When we speak of “peacetime”, what we most often mean is the time between wars which engage us as a nation. When we look outside of this narrow definition, it is difficult or impossible to find even a few weeks of what most would consider “peace”.
It is said that if one loves peace one must constantly prepare for war. It is a fact that the first Americans, the peoples who have been called American Indians for centuries, lived at war. They killed their meat, fought their enemies with the best weapons at hand, sired children, and lived from the land. They were, and many still are, exceptional examples of guerilla warriors. It was from these warriors that the American frontiersmen learned how to fight, and that numerical and technological superiority did not always mean victory. From the beginning Americans have been at war or preparing for it.
As a people, Americans are unique. Ours is the only nation which guarantees that each citizen has the right to be armed, a freedom exercised by over thirty million hunters alone every year.
America has been called “a nation of riflemen” and I can see little room to debate this. In many communities schools close for the opening few days of deer season and twelve year old children carrying high powered rifles sneak into the wilderness to, as the mountain men said, ‘make meat.” It is their intent to kill, eviscerate, and drag home the carcass of a deer, elk, moose, or any animal that will feed their family. Perhaps this is why and how American warriors have become the criteria by which all fighting men and women are measured. We are a tough people, and we have never stopped learning the skills which put food on the family table and allow us to be prepared always for war or peace.
If we are very lucky most of us will live out our lives without facing an enemy in battle. For this, we can offer our thanks to God and to all of the warriors who constantly train for war that we may have peace.

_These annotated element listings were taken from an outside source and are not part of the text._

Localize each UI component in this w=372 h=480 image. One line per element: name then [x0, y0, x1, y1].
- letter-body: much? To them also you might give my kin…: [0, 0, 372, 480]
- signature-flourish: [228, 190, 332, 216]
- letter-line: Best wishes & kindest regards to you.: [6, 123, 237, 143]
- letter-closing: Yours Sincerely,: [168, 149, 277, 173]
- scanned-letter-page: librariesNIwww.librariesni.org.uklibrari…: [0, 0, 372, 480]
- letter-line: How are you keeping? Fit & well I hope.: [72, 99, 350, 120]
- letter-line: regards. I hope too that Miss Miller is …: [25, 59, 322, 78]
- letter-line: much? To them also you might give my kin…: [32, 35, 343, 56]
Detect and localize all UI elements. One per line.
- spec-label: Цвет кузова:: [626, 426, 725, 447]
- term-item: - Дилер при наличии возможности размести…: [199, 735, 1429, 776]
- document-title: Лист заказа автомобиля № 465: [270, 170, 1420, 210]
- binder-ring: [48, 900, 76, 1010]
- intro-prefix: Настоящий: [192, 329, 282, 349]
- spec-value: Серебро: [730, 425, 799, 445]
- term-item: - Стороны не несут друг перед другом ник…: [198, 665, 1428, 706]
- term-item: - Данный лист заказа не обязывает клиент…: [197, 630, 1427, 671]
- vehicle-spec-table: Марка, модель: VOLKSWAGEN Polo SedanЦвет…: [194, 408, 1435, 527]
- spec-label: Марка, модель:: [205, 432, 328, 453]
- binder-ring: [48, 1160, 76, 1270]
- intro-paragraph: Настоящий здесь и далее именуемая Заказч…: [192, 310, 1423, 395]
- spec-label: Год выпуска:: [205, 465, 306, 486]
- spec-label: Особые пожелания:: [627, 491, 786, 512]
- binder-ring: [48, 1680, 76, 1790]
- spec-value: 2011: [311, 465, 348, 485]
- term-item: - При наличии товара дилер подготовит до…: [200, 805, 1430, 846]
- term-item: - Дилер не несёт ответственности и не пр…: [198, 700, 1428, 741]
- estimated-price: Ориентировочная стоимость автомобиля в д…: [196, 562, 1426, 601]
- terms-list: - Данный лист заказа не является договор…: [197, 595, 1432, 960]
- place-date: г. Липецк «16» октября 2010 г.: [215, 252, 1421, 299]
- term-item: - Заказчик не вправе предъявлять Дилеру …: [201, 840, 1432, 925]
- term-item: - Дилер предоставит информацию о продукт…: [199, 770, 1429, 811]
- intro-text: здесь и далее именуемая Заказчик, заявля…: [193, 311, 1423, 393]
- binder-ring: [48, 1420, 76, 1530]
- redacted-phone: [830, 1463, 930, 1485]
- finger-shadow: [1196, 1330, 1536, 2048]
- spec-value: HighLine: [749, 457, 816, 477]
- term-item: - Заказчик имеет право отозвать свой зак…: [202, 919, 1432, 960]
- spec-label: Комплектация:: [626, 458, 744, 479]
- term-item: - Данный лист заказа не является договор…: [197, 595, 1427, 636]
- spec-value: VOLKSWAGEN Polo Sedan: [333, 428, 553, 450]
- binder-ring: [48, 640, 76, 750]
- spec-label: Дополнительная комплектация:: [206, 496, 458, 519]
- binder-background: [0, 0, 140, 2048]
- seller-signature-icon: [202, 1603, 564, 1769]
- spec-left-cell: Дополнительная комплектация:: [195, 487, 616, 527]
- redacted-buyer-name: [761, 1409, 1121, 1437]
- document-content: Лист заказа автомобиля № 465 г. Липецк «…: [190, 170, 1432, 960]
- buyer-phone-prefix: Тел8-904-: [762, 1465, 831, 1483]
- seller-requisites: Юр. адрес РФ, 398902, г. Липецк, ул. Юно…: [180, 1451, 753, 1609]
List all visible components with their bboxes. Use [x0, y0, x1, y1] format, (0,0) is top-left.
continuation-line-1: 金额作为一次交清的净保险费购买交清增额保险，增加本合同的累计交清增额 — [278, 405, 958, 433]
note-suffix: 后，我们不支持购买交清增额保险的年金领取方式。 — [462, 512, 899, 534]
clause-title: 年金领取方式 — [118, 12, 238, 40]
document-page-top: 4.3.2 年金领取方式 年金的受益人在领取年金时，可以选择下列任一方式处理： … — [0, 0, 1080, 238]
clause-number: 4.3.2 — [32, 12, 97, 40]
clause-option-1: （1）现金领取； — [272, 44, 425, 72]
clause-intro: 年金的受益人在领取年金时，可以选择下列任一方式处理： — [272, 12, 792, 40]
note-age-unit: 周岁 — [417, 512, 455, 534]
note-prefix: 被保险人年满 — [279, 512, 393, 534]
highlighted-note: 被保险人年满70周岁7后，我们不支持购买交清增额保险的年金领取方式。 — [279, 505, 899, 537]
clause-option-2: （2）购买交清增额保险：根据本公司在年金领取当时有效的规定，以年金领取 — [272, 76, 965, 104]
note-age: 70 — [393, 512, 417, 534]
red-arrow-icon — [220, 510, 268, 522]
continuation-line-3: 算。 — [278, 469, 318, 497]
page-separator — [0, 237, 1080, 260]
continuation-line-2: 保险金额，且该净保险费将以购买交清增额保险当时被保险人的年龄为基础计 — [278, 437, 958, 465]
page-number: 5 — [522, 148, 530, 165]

Master Chief Tom Keith, US Navy, SEAL Team 2, retired, is a very rare man in the company of rare men. He embodies the honor, courage, and skill at arms which assures that America will always be free and ready for war. He has survived in circumstances under which most men, myself included, would have failed, and died. He has trained future warriors, and those warriors have trained more warriors.
I have tried to do justice to Tom and to the other SEALs who served with him through three tours of duty in Vietnam. I have done my best to represent accurately those who fought at his side in and out of the SEALs, dates and times when important , weapons used, and a few of the women who played a part in Tom’s life and times. It has been an honor to know Tom, to earn his trust, and to work with him on his first book. I sincerely hope that I have helped to portray the Master Chief as he is, a man of rare skills, immense courage, and patriotism. If there is any failure to tell Tom’s story accurately it is mine.